Mark Hughes: A hard act to follow – especially with fewer police

The Conservatives have always seen themselves as the party of law and order, so these figures will be a bitter pill to swallow.

Ministers would have hoped that yesterday's statistics might show an increase in crime – allowing them to blame the previous government and giving them some cover if crime goes up in the face of public sector cuts. They didn't, and now the Government has the unenviable task of trying to cut crime which is already at its lowest for nearly 30 years, while at the same time cutting police force budgets. They know it will reflect badly if, after a period of Labour rule in which crime fell by almost half, offences start to rise again under the new Government.

Yesterday they reiterated their belief that crime is too high and must continue to fall. It will be a difficult balancing act. A survey has predicted that 60,000 jobs could be lost at police forces across England and Wales. If forces lose frontline police officers whose primary role is crime prevention, it is easy to see how a rise in crime could follow. Similarly, if fewer resources are available to properly investigate crimes, repeat offenders will not be caught and so will be free to commit more crime.

The Home Secretary says that currently we are getting only a partial picture of the amount of crime in the UK. She is promising to change the way the stats are recorded in order to reveal the full extent of crime.

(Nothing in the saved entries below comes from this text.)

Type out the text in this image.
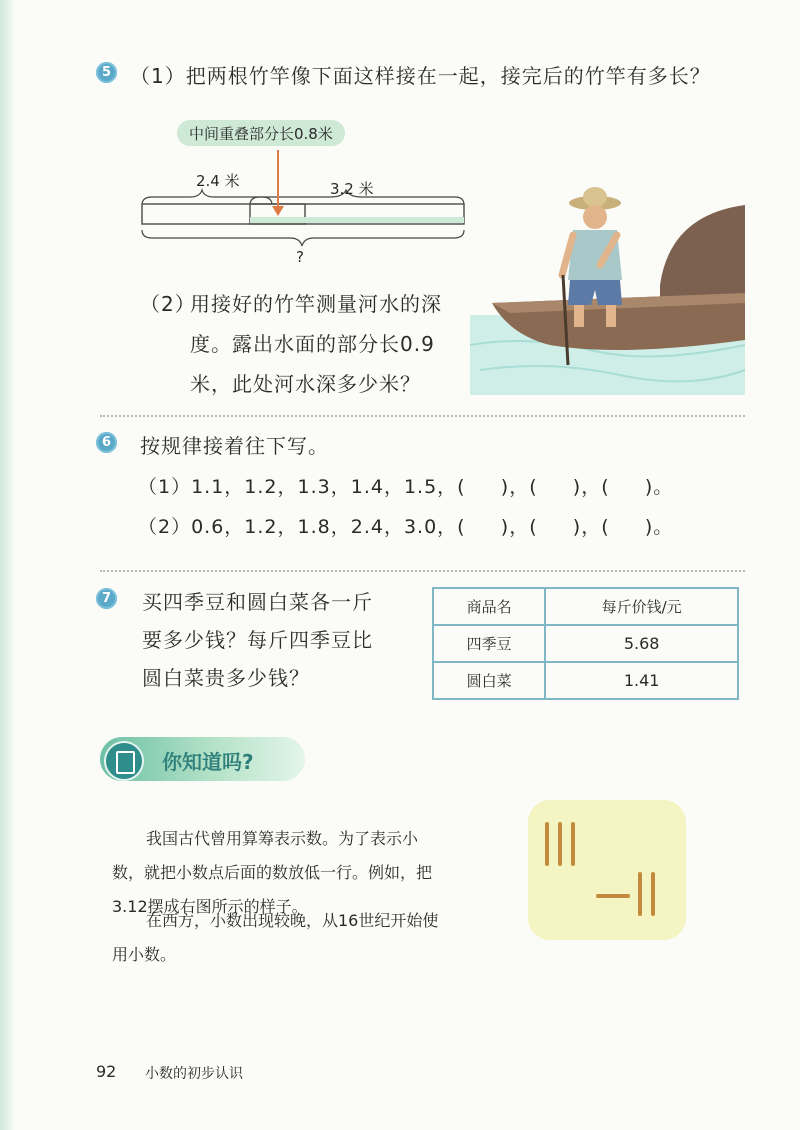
5 （1）把两根竹竿像下面这样接在一起，接完后的竹竿有多长？
中间重叠部分长0.8米
2.4 米	3.2 米
?
（2）
用接好的竹竿测量河水的深
度。露出水面的部分长0.9
米，此处河水深多少米？
6 按规律接着往下写。
（1）1.1，1.2，1.3，1.4，1.5，(     )，(     )，(     )。
（2）0.6，1.2，1.8，2.4，3.0，(     )，(     )，(     )。
7 买四季豆和圆白菜各一斤
要多少钱？每斤四季豆比
圆白菜贵多少钱？
商品名	每斤价钱/元
四季豆	5.68
圆白菜	1.41
你知道吗?
我国古代曾用算筹表示数。为了表示小
数，就把小数点后面的数放低一行。例如，把
3.12摆成右图所示的样子。
在西方，小数出现较晚，从16世纪开始使
用小数。
92 小数的初步认识
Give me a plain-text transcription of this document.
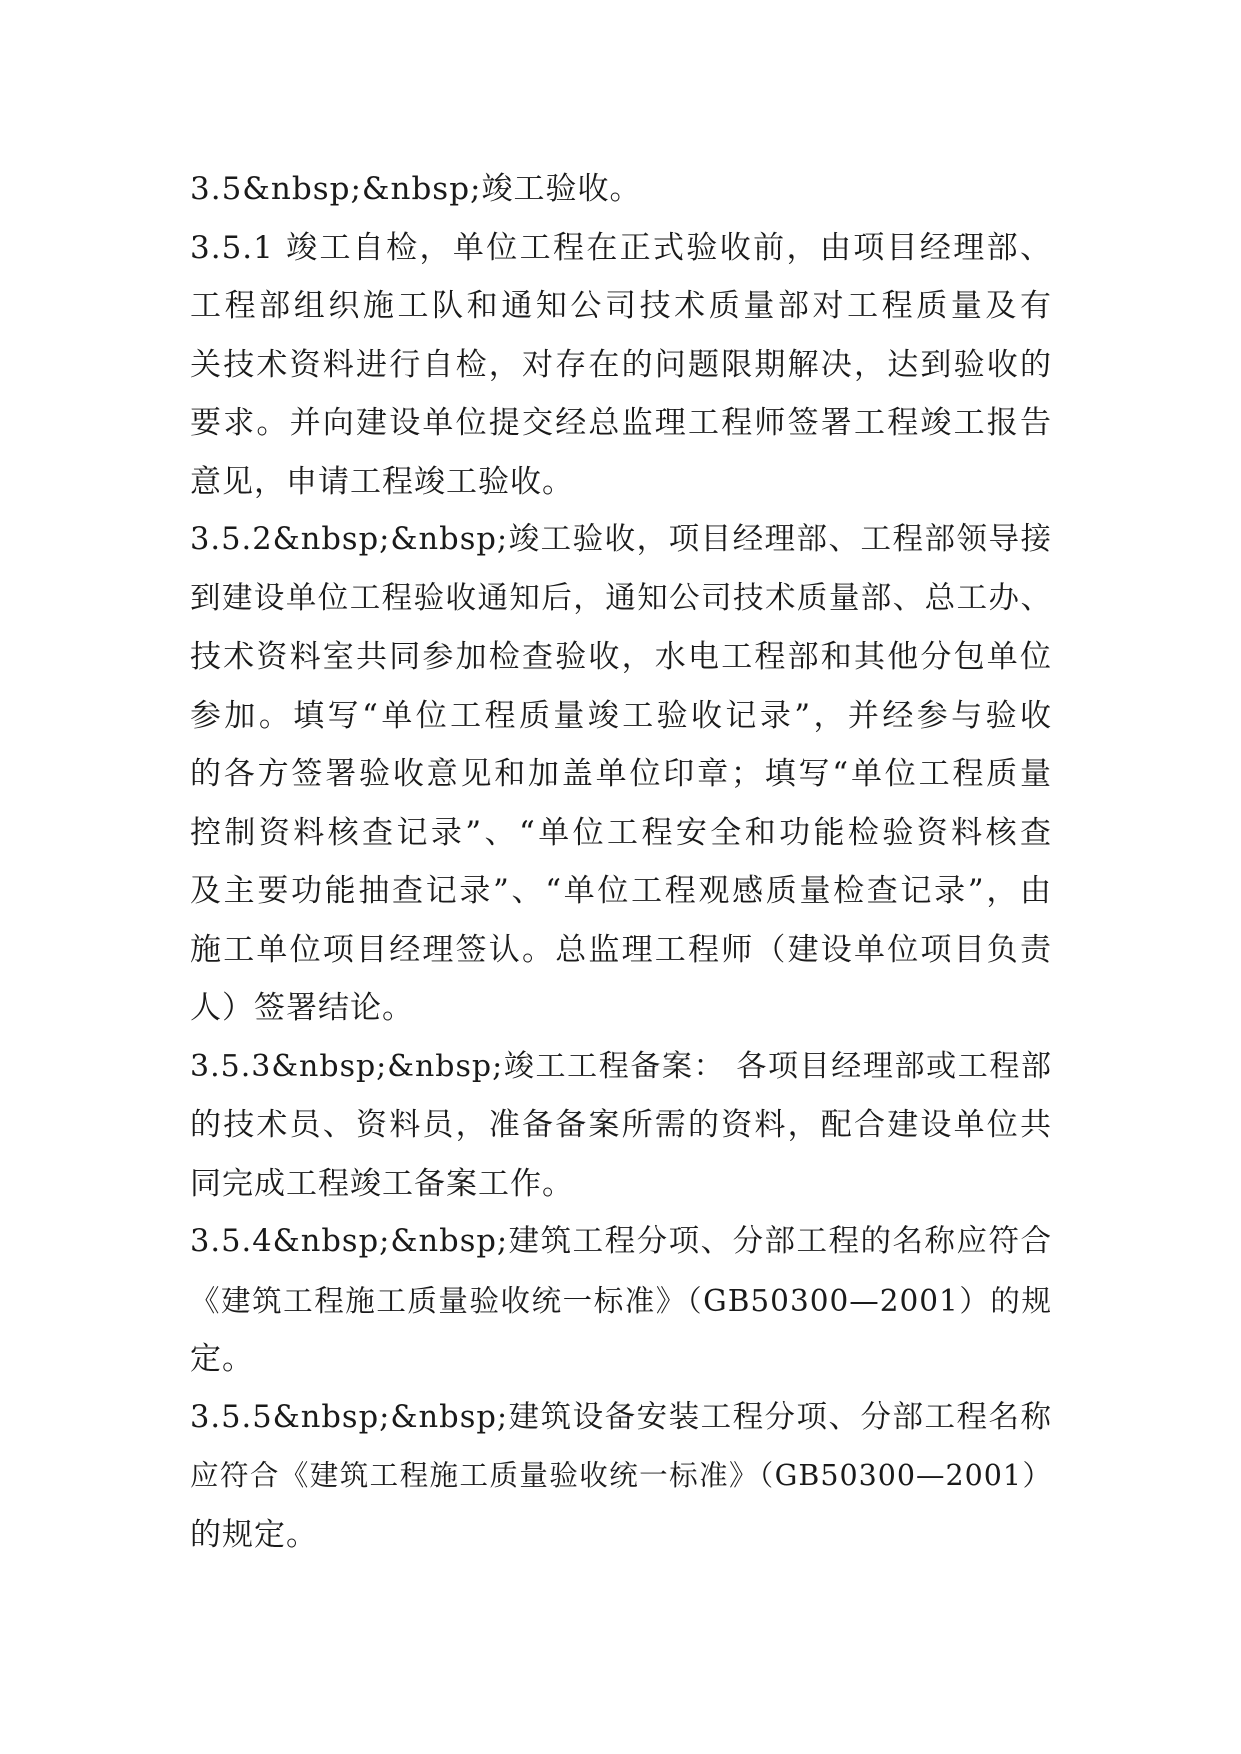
3.5&nbsp;&nbsp;竣工验收。
3.5.1 竣工自检，单位工程在正式验收前，由项目经理部、
工程部组织施工队和通知公司技术质量部对工程质量及有
关技术资料进行自检，对存在的问题限期解决，达到验收的
要求。并向建设单位提交经总监理工程师签署工程竣工报告
意见，申请工程竣工验收。
3.5.2&nbsp;&nbsp;竣工验收，项目经理部、工程部领导接
到建设单位工程验收通知后，通知公司技术质量部、总工办、
技术资料室共同参加检查验收，水电工程部和其他分包单位
参加。填写“单位工程质量竣工验收记录”，并经参与验收
的各方签署验收意见和加盖单位印章；填写“单位工程质量
控制资料核查记录”、“单位工程安全和功能检验资料核查
及主要功能抽查记录”、“单位工程观感质量检查记录”，由
施工单位项目经理签认。总监理工程师（建设单位项目负责
人）签署结论。
3.5.3&nbsp;&nbsp;竣工工程备案： 各项目经理部或工程部
的技术员、资料员，准备备案所需的资料，配合建设单位共
同完成工程竣工备案工作。
3.5.4&nbsp;&nbsp;建筑工程分项、分部工程的名称应符合
《建筑工程施工质量验收统一标准》（GB50300—2001）的规
定。
3.5.5&nbsp;&nbsp;建筑设备安装工程分项、分部工程名称
应符合《建筑工程施工质量验收统一标准》（GB50300—2001）
的规定。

The British Crime Survey, it would seem, is no longer respected by the Conservatives, despite it being the party that introduced the survey in 1981.

Yet the BCS – a questionnaire of 45,000 people – not only gives a more accurate picture of crime, it also allows us to judge perceptions of crime.

Most people have an inflated fear of crime. The BCS showed that people believe there is a one in six chance of becoming a victim of burglary. In fact it is one in 50.